Effects of methotrexate on Wnt/β-catenin signaling and glial activation in temporomandibular joint arthritis in rats.

Abstract

Rheumatoid arthritis is a chronic autoimmune disease that can affect the temporomandibular joint (TMJ) and cause pain. Methotrexate is widely used to control disease progression, but its effects on pain mechanisms are not fully understood. This study evaluated the antinociceptive effects of methotrexate on pain behavior, Wnt/β-catenin pathway expression, and glial activation in the trigeminal nociceptive pathway in rats with TMJ arthritis. Eighteen male Wistar rats were assigned to one of three groups: control, arthritic, or arthritic treated with methotrexate. Arthritis was induced by intra-articular injection of methylated bovine serum albumin. Pain behavior, inflammation, and joint damage were assessed. Immunoexpression of Wnt/β-catenin components and c-Fos was analyzed in the trigeminal ganglion and subnucleus caudalis, along with microglial activation.
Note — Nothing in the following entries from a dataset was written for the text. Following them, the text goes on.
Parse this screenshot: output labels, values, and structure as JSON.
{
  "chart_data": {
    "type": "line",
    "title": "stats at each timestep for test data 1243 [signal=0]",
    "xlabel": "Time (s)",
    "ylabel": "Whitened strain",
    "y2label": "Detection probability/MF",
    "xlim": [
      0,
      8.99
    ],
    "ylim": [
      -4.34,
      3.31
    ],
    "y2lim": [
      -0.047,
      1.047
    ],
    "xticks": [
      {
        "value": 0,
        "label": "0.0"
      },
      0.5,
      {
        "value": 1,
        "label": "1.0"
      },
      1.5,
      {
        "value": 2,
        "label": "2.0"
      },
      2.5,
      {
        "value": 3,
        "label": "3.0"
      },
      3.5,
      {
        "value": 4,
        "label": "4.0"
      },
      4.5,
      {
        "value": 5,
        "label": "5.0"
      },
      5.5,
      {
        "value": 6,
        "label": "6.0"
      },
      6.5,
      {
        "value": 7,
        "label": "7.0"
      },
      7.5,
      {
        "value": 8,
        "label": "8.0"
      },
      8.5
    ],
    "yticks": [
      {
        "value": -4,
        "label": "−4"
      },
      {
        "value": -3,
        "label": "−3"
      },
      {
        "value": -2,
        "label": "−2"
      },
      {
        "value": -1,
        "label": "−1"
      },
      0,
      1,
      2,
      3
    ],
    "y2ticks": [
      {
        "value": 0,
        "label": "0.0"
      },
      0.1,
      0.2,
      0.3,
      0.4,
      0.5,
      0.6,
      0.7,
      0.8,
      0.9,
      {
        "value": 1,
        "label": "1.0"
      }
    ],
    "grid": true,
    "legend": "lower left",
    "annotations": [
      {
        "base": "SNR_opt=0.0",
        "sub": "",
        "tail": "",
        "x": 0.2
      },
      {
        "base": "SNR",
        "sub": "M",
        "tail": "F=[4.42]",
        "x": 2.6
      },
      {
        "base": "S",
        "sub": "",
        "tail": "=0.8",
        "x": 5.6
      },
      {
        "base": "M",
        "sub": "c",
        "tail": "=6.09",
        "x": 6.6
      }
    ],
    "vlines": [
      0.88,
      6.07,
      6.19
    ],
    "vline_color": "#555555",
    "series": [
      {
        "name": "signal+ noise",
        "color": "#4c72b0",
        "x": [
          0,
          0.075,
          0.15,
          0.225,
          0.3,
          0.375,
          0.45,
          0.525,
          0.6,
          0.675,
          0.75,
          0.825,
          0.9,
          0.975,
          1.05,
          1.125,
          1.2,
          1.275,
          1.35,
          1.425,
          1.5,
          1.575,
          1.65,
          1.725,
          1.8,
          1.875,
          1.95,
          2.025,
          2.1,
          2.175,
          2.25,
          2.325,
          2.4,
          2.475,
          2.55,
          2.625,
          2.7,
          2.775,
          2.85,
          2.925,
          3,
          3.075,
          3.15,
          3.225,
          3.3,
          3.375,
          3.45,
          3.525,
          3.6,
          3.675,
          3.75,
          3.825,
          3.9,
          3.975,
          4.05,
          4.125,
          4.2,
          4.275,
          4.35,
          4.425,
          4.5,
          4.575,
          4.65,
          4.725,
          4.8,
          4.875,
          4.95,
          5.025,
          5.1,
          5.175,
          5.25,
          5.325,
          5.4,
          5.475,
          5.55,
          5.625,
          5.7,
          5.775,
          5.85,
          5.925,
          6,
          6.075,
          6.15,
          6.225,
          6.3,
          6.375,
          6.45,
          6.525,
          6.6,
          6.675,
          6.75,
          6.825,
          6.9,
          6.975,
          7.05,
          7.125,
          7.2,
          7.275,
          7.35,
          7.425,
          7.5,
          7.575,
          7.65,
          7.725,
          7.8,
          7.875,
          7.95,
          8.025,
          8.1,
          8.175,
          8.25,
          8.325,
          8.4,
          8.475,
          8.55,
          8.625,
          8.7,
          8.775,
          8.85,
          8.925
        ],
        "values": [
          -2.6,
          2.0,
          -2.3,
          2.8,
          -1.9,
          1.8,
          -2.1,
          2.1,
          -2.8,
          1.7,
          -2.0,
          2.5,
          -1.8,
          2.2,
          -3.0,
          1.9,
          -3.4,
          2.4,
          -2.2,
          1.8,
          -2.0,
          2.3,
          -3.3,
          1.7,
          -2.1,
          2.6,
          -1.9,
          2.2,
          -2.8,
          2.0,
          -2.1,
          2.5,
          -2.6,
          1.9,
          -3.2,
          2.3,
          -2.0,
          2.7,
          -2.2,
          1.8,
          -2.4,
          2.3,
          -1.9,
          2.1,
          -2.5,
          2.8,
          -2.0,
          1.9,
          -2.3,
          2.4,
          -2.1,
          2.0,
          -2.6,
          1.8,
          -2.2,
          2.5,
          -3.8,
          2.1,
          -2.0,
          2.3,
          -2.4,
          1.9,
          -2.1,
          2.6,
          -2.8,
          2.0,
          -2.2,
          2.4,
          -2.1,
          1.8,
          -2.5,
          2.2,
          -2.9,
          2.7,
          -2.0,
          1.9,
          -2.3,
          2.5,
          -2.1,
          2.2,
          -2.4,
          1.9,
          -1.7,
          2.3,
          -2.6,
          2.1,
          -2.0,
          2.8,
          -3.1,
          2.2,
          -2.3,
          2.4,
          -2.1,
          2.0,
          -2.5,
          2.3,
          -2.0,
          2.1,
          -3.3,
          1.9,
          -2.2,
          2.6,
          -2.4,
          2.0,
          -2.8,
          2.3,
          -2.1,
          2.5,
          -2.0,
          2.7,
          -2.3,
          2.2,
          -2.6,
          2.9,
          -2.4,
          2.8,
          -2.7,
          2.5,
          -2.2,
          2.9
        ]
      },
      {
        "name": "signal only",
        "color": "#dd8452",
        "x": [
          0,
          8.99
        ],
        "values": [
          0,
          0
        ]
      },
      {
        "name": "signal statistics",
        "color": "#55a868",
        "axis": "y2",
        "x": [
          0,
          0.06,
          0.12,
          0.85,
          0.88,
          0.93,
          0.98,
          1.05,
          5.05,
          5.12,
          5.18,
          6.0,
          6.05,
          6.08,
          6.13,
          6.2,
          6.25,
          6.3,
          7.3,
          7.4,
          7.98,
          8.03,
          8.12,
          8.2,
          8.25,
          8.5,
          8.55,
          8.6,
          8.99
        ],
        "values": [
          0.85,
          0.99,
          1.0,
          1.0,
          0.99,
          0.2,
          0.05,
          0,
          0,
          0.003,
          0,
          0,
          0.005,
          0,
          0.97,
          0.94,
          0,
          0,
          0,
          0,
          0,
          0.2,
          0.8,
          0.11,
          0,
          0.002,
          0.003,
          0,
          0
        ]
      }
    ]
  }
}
Methotrexate-treated arthritic rats showed increased pain threshold, reduced facial pain behaviors, and decreased inflammatory infiltrates, along with lower levels of tumor necrosis factor-α and interleukin-17 in the joint compared to untreated arthritic rats. Methotrexate also reduced c-Fos, Wnt-10b, β-catenin, and glutamine synthetase expression in the trigeminal ganglion and attenuated microglial activation in the subnucleus caudalis. These results indicate that methotrexate produces antinociceptive effects by modulating Wnt/β-catenin signaling and reducing glial activation in the trigeminal nociceptive pathway in rats with TMJ arthritis.